Studi karakter agronomi dan kandungan antosianin sembilan klon daun dewa (Gynura pseudochina(Lour)DC)
Abstract
Penelitian dilaksanakan untuk mengetahui perbedaan karakteristik agronomi dan kandungan antosianin daun dewa (Gynura pseudochina) serta mengidentifikasi klon yang memiliki potensi produksi antosianin tinggi. Penelitian dilaksanakan di kebun percobaan Biofarmaka IPB pada Juni-Desember 2006 dan di Laboratorium PSPT IPB pada Januari 2007.
Percobaan menggunakan rancangan acak kelompok dengan satu faktor yaitu perbedaan klon daun dewa yang terdiri dari klon Ranca Bungur, klon Suka Mulya, klon Cicurug, klon Haurgelis, klon Pekajangan, klon Bukit Bangkirai, klon Cikabayan 1 (umbi hasil perbanyakan stek pucuk), klon Cikabayan 2 (umbi hasil perbanyakan dengan stek umbi), dan klon Cikabayan 3 (umbi hasil perbanyakan kultur jaringan (G2)). Setiap perlakuan diamati lima tanaman dan diulang tiga kali sehingga terdapat 135 tanaman.
Sebelum ditanam umbi disemai selama 2 minggu, kemudian ditanam pade lahan berukuran 2 m x 2 m dengan jarak tanam 30 cm x 30 cm. Pemberian pupuk kandang sebanyak 270 g/tanaman, kapur sebanyak 18 g/tanaman, dan pupuk urea, KCL, SP36 masing-masing 5 g/tanaman dilakukan dua minggu sebelum penanaman.

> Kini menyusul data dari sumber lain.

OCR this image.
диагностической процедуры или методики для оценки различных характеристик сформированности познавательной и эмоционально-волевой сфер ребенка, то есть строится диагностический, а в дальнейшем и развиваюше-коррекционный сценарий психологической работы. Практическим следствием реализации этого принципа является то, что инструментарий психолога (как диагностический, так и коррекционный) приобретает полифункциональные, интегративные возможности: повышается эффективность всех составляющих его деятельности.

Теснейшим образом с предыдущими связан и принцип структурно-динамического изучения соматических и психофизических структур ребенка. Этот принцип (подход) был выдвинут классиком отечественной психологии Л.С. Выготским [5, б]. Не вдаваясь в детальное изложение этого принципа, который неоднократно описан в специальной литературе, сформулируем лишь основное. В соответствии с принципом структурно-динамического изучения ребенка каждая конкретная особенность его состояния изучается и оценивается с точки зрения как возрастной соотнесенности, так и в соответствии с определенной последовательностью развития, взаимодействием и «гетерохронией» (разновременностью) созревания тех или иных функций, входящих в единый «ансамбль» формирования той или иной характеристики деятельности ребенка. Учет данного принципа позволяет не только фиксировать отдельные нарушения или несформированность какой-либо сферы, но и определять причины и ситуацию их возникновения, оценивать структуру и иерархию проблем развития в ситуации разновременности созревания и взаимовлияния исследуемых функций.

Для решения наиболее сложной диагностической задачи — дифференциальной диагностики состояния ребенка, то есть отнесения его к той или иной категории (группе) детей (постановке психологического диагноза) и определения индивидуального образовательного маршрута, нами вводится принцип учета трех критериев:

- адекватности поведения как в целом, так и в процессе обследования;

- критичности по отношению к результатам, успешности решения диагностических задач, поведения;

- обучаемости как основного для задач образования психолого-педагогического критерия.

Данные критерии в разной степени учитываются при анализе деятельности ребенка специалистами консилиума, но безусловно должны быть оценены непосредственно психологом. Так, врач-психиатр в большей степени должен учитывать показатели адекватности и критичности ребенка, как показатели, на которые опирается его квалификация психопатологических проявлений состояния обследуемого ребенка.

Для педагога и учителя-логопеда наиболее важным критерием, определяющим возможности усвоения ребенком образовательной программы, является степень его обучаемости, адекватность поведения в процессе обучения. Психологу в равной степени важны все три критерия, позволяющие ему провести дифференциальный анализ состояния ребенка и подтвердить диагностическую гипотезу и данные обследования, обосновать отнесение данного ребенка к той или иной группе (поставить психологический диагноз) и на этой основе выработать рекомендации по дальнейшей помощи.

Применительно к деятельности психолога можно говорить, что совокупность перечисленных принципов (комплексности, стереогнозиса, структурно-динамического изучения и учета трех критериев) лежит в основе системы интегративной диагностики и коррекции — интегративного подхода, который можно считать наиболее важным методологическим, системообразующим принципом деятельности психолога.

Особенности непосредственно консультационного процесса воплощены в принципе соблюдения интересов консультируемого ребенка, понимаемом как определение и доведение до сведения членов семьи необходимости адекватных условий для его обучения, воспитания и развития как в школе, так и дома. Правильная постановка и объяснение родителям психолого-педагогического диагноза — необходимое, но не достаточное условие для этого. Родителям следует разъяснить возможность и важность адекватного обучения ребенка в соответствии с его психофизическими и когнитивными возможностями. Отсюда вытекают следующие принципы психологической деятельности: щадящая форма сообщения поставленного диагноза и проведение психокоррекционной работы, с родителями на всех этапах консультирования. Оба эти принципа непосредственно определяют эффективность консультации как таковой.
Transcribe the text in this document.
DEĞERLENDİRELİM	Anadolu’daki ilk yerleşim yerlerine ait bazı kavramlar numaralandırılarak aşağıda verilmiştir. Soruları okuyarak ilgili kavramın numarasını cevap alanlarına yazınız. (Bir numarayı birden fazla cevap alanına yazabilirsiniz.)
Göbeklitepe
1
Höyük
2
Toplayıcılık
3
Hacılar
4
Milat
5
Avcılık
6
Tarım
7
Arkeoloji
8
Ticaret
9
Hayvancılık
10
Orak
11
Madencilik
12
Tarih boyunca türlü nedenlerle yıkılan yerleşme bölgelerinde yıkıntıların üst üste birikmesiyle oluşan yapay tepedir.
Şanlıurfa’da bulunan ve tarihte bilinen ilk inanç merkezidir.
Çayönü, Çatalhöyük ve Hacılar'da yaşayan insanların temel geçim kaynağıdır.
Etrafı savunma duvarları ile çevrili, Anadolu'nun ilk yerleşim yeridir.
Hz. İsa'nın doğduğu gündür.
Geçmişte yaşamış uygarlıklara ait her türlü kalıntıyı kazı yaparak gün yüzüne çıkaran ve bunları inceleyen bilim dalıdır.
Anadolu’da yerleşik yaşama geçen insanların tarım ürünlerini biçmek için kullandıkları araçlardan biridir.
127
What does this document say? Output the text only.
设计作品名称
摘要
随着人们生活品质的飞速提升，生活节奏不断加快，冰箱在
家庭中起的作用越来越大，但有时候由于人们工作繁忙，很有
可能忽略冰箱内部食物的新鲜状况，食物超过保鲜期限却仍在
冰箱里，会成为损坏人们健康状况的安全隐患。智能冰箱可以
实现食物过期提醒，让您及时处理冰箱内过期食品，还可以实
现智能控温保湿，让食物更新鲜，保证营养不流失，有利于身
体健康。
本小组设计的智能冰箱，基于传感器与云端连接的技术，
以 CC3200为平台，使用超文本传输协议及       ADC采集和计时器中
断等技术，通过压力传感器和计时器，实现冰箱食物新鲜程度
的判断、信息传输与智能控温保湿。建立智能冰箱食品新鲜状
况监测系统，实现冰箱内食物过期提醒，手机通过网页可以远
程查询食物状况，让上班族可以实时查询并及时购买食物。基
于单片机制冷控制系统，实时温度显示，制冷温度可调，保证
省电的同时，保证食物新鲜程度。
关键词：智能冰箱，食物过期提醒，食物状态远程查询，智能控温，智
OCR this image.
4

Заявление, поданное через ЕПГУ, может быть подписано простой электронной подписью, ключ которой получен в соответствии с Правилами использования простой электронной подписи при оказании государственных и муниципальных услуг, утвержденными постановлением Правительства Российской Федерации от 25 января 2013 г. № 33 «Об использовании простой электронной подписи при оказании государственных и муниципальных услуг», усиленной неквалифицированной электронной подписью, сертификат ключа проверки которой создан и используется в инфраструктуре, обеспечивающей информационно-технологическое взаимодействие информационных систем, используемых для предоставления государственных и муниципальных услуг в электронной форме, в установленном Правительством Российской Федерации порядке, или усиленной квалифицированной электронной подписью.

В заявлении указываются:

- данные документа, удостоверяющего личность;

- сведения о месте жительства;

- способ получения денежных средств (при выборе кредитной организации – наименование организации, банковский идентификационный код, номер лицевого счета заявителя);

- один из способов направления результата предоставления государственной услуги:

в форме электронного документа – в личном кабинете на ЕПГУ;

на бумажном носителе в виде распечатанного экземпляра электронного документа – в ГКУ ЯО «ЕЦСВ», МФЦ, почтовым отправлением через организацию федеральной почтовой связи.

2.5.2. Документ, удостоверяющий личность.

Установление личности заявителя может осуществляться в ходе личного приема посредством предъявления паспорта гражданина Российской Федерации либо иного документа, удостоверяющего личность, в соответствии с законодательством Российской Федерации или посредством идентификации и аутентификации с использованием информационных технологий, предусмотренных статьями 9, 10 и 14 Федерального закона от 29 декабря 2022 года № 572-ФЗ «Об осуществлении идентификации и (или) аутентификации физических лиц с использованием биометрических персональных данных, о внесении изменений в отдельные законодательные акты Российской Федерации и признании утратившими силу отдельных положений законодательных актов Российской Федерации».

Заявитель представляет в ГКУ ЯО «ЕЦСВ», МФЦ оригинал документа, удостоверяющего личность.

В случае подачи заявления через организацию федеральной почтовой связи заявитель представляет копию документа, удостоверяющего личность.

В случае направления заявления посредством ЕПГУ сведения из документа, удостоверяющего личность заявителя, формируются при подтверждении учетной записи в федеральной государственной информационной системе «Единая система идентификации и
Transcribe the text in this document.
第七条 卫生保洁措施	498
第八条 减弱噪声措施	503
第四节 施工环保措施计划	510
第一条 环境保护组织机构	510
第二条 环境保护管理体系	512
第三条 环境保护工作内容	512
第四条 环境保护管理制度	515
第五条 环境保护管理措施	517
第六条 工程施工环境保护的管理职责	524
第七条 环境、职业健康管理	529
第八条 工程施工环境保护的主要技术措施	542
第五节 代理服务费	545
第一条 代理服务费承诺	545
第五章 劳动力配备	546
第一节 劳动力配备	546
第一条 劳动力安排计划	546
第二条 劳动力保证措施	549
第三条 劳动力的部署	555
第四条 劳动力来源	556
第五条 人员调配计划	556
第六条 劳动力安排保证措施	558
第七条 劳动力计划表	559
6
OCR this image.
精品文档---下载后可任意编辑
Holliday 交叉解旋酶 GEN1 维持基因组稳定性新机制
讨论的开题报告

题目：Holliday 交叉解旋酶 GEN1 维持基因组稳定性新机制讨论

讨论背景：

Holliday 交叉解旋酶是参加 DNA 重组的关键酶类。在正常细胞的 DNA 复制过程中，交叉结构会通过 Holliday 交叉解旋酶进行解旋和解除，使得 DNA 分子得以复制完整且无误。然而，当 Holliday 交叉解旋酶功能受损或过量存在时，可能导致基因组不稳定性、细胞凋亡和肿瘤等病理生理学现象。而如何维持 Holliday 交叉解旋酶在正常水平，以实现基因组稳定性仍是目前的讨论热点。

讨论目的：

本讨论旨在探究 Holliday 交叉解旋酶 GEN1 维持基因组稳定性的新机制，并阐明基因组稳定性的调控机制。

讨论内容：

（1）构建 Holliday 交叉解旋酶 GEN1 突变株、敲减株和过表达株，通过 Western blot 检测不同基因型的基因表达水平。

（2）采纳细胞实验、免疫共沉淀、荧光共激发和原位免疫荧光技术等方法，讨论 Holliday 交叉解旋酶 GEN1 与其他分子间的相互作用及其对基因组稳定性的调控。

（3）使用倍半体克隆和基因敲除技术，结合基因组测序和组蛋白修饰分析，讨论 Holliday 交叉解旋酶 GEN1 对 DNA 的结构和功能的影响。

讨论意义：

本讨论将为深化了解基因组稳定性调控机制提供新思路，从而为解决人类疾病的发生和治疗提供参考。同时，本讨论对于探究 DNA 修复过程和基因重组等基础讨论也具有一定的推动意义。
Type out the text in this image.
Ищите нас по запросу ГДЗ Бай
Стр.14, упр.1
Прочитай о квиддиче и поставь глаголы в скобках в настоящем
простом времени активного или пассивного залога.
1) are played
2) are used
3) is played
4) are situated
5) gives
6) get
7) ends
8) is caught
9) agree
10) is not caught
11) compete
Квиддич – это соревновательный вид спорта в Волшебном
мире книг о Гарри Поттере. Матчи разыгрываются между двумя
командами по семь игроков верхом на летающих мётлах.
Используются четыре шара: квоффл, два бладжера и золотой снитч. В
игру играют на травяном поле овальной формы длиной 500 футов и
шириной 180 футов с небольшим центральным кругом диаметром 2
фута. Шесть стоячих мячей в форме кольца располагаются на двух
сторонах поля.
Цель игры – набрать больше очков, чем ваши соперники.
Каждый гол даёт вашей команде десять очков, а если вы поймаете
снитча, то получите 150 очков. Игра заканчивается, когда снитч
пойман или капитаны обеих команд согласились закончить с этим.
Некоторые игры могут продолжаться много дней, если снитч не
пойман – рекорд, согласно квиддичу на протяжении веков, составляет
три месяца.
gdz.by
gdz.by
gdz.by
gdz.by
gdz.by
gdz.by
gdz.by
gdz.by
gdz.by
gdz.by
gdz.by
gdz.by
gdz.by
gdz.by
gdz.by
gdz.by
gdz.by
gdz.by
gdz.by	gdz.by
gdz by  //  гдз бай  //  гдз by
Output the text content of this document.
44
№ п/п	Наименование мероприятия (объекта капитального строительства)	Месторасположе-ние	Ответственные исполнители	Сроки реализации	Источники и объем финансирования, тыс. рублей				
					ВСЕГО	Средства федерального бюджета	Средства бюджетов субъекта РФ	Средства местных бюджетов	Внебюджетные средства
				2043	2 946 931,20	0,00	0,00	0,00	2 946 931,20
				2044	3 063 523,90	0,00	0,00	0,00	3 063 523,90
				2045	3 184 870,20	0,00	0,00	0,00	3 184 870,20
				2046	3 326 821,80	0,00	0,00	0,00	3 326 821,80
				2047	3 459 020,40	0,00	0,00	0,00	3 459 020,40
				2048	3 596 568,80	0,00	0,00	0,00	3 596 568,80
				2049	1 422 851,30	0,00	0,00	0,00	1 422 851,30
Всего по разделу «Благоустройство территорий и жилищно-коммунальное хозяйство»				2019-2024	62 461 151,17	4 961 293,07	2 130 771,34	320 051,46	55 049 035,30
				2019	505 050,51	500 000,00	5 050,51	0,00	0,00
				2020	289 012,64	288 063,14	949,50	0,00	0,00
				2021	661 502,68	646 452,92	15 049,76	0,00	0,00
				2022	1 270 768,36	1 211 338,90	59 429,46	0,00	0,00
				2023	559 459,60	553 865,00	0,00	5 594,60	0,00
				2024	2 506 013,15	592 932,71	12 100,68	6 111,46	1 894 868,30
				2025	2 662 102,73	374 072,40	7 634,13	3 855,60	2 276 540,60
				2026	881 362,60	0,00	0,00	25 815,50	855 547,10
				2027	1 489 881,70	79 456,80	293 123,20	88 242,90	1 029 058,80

Hasil percobaan menunjukkan klon berpengaruh terhadap jumlah daun, tinggi tanaman, panjang daun, lebar daun, dan jumlah tunas dimana kion Bukit Bangkirai menunjukkan pertumbuhan terbaik. Klon tidak berpengaruh terhadap bobot brangkasan, bobot basah daun, bobot kering daun, bobot umbi, kandungan antosianin, dan produksi total antosianin. Klon Cicurug memiliki produksi antosianin total yang tertinggi yaitu sebesar 30.53 mg/tanaman, namun tidak berbeda nyata dengan klon-klon lainnya. Bila dilihat dari sisi agronomi klon Bukit Bangkirai merupakan klon terbaik dengan bobot umbi tertinggi yaitu 101.83 tanaman, bobot basah daun sebesar 215.67 g/tanaman, dan produksi antosianin tal sebesar 22.56 mg/tanaman.